The energy required to be so hands-on with her children at home took her by surprise, and she realised early on it was important she had her own outlet and time to herself. She makes sure she exercises every day using online gym classes, and gets outside for a walk or bike ride.
"I've also learnt that I crave and I need routine as a mum. All those little things you do with your kids that can sometimes be a drag in normal life - like going straight to dancing and then going to netball practice and then the next day is tennis - you realise in lockdown that they're all there for a reason.
"They are things that burn off the energy that make us happy, that when we get home we're tired and relaxed, whereas without them you have to create them yourself."
Post lockdown: Five things to look forward to
Dream travel destination: I would love to go to Hawaii with my husband and kids. I went once, years ago and fell in love with the vibe, heat and food. Also Noosa. It's my favourite place for relaxing.
Dining out:I've been craving my favourite local Japanese restaurant, Kyoya in Takapuna. Laura McGoldrick and I have also vowed to go to Josh Emett's new Oyster Inn on Waiheke together when we can.
Party, party: It will be a big weekend, probably across two nights.

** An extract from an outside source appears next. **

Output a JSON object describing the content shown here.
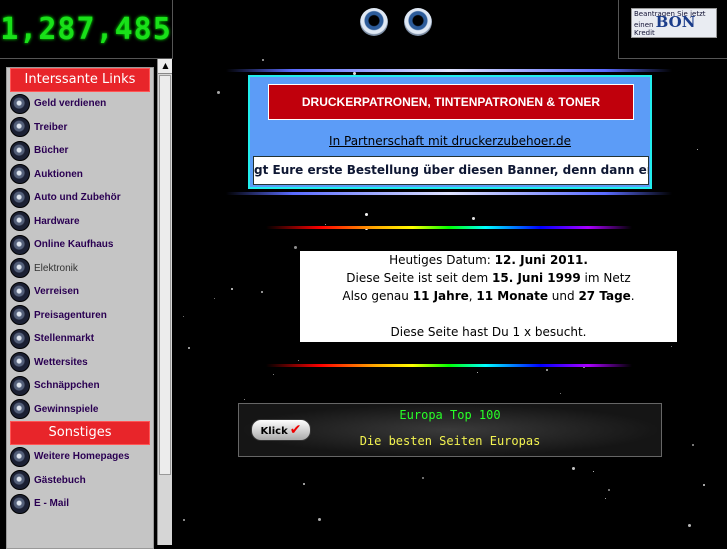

Friday would be celebrating with my bestie Sophie, who had her 37th birthday in lockdown, and our university mates. Saturday would be making up for the "friends getaway" we never got to have. A group of my 10 good mates was meant to travel to Taranaki in March.
Getting out: My roots need the most urgent attention so the hair salon will be a priority. I'll head straight back to the gym (exercising on my own is tough and nowhere near as fun), and because I'm immune compromised going to do my own supermarket shop will be a treat.
New tricks: I'm pretty keen to keep up the regular biking as a family, we've done so much in lockdown and it's an awesome thing to do together. Also during lockdown I bought a new computer with a great editing programme. I learnt to edit at TVNZ as a reporter so I'm keen to brush up on my skills for the videos that Jase, Sam and I will be doing for Coast.
Favourite Isolation recipe:
500g pork mince
1 cup fresh breadcrumbs
1 onion, finely diced
2 cloves garlic, crushed
1 Tbsp soy sauce
1 Tbsp tomato sauce
1 tsp turmeric
1 tsp cinnamon
1 tsp ground ginger
1. Heat a couple of teaspoons of olive oil and brown onion and crushed garlic.
2. Add onion and garlic to mince.
3. Add lightly beaten egg, spices and sauces and mix well with hands.
4. Roll mixture into meatballs approximately the size of a golf ball.
5. Refrigerate for at least two hours for balls to keep their shape.
6. Brown meatballs in pan with olive oil.
7. Heat oven to 180C and continue baking meatballs on oven tray for 10 to 15 minutes.
8. Serve with spaghetti and lots of cheese or a homemade tomato sauce.